Monday, September 26, 2016

2016 May Define Lost Season For Twins

With just a week of games left for the Minnesota Twins this season, Paul Molitor's club has already eclipsed the 100 loss mark. This group has gone from playoff contenders a year ago, to seemingly lost without a purpose this September. If you are trying to define a lost season as it relates to a pro sports franchise, the 2016 Twins are it.

This year, the Twins had playoff hopes coming into the campaign. While those in Minnesota were likely higher on the club than that of national pundits, this team wasn't expected to flop. Sure, a season ago the club was fueled by things going their way, and a good amount of luck, but it all breaking down at once was something no one expected.

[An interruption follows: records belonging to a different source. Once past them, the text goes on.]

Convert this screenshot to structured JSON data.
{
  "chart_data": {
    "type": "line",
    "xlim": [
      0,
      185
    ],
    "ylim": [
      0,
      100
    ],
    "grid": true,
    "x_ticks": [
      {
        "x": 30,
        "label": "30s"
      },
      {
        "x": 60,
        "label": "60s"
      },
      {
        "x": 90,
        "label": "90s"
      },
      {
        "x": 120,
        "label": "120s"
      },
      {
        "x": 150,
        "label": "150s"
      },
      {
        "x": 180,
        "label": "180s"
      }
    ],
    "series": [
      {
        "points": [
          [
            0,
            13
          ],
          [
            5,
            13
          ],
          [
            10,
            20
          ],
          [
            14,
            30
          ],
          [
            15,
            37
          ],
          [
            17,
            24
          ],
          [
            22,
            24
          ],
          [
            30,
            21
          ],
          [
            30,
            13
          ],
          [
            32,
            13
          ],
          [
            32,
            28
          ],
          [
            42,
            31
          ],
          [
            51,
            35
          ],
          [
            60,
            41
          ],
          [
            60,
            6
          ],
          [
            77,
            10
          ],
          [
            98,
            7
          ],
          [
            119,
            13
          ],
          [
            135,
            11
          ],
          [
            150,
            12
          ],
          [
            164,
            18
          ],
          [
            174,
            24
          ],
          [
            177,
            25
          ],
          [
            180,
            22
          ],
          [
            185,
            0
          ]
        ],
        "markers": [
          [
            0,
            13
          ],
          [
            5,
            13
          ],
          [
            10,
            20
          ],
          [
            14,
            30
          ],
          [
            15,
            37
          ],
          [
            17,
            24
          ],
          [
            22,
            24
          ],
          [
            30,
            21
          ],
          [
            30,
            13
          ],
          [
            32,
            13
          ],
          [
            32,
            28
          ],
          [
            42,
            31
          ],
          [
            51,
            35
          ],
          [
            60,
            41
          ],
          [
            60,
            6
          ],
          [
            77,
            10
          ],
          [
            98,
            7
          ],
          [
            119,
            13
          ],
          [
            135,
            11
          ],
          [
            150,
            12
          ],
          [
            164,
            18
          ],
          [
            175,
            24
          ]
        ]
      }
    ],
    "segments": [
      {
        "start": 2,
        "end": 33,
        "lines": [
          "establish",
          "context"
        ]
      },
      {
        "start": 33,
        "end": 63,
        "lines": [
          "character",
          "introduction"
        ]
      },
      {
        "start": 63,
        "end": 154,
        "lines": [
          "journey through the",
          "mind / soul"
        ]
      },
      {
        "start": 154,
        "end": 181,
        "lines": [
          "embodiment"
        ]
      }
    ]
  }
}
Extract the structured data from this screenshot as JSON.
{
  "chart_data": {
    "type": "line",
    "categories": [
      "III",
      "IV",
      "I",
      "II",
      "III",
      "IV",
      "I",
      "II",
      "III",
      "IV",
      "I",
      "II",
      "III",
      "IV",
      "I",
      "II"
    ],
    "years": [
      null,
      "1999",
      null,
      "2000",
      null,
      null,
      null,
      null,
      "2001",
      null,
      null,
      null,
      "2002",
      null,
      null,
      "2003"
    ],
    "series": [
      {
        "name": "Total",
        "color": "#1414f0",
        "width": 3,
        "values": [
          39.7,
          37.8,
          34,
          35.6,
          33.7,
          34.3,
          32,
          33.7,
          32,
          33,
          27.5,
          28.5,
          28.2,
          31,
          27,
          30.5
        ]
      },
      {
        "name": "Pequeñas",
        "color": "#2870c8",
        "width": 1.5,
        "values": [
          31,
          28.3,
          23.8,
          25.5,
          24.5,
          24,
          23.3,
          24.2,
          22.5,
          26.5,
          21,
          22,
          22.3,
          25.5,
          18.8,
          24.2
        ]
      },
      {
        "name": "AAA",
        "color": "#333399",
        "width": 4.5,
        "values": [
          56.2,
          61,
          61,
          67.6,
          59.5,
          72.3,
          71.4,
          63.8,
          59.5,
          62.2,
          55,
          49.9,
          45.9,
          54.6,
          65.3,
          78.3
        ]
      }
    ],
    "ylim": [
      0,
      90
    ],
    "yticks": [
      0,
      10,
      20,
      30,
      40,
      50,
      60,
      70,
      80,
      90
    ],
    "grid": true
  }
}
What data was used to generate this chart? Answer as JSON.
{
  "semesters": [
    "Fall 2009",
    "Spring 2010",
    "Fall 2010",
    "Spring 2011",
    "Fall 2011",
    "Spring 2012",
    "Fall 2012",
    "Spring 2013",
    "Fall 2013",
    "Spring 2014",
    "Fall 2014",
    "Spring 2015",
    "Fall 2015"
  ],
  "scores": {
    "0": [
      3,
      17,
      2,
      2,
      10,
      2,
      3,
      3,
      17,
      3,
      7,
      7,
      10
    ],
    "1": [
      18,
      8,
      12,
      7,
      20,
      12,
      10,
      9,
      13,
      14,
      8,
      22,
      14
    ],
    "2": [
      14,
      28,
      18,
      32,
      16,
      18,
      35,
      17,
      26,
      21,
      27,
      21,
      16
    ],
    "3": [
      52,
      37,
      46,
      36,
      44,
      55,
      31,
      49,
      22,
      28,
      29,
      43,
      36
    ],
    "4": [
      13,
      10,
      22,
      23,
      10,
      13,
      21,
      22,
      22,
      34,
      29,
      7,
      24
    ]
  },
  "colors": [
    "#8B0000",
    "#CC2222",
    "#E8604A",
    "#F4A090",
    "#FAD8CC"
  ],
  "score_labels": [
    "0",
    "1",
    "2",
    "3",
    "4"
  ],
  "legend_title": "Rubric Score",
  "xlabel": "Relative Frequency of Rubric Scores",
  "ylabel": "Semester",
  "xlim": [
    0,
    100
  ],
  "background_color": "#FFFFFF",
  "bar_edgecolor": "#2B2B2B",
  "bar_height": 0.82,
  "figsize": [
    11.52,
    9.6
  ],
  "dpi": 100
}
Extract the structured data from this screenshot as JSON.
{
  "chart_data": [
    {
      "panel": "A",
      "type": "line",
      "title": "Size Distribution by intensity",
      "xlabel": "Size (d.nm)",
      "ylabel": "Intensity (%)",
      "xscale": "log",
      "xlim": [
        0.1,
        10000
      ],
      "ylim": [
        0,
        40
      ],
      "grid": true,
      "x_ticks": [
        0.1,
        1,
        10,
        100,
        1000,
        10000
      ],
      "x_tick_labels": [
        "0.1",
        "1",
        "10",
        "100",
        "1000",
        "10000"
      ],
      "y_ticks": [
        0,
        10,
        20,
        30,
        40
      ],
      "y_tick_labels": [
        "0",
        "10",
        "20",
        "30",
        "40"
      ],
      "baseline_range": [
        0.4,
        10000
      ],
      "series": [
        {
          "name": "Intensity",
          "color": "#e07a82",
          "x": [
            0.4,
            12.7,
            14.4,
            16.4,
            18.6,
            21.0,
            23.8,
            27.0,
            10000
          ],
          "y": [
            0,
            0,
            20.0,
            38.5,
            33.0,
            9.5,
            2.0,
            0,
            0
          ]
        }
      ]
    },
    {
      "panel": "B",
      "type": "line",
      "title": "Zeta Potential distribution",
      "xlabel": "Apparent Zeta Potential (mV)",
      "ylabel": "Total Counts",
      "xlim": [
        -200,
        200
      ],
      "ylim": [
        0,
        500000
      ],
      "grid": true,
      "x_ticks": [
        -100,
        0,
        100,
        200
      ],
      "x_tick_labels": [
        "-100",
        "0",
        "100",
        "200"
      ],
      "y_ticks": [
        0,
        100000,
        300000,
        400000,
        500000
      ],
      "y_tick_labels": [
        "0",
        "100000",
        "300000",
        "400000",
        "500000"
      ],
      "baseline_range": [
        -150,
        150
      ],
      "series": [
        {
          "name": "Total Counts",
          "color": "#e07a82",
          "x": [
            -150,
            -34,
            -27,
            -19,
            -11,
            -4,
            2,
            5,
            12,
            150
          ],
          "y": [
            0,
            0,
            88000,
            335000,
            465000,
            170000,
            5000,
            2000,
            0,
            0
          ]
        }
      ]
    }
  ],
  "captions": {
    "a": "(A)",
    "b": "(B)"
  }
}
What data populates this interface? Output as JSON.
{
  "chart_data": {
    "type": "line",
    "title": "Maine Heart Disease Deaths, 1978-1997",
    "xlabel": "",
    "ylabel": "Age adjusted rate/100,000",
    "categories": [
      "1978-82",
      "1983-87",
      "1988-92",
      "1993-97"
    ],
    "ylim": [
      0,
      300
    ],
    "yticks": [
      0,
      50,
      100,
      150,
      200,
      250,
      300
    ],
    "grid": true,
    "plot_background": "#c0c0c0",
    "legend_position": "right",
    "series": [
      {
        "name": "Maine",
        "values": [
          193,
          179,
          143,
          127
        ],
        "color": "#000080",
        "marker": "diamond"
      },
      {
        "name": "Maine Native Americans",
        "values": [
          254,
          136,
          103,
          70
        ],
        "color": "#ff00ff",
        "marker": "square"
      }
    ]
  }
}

As the Twins hit the 100 loss mark with a series losing defeat by the Seattle Mariners, it's worth wondering what exactly the Twins accomplished this season. The two most notable developments are arguably the ridiculous year that second basemen Brian Dozier is having, and the firing of General Manager Terry Ryan.

For Dozier, his homer output has been among the best in all of baseball, and his ability to pull the ball over the fence has increased his average by over .30 points. By all measures, Dozier's incredible year has positioned him among the best second basemen in the game, and has presented the Twins with an interesting decision this offseason. The next head honcho for Minnesota will have to decide whether to hang onto Dozier, or flip him for something that is deemed as assets that can be utilized in the future.

On the Ryan front, Minnesota did something incredibly right for the direction of their franchise going forward. Terry Ryan had long become someone that wasn't going to right the ship for Minnesota and a change was needed. While the organization did make the right move, Jim Pohlad likely was force fed his hand as he watched attendance plummet greatly.

Outside of those two developments however, it's really hard to take a step back and see anything the Twins really learned. Sure, Taylor Rogers looks for real, and Byron Buxton has been great since his recall. Long term though, Minnesota may still have some questions about Jorge Polanco at shortstop, and internal relief options may present more questions than answers. We still don't know what Adam Brett Walker or Daniel Palka look like as big leaguers, and there's no reason to believe that a group of five starters are set in stone to begin the 2017 season.

As the season has worn on, more often than not, Paul Molitor has made puzzling decisions in regards to both youth as well as his lineups on a daily basis. The Twins seem somewhat stuck between placeholders and future growth, while failing to commit wholeheartedly to either.

When a team loses as many games as the Twins have this season, there's obviously going to be more negatives than positives. What generally is desirable though, is a gameplan for future growth and a showing of some executable areas for improvement. Right now, it's hard to take a step back and see either of those realities playing out for the Twins.

A new Head of Baseball Operations and a General Manager are going to make a difference for the Twins, but there's little reason to believe that 2017 won't feel like completely starting from scratch. For a fan base and a franchise that has preached rebuilding, the reality is that the execution of that rebuild might just now be starting to take place. The Twins will hopefully get back to relevance, but 2016 doesn't give many reasons to suggest we're close to seeing that take place.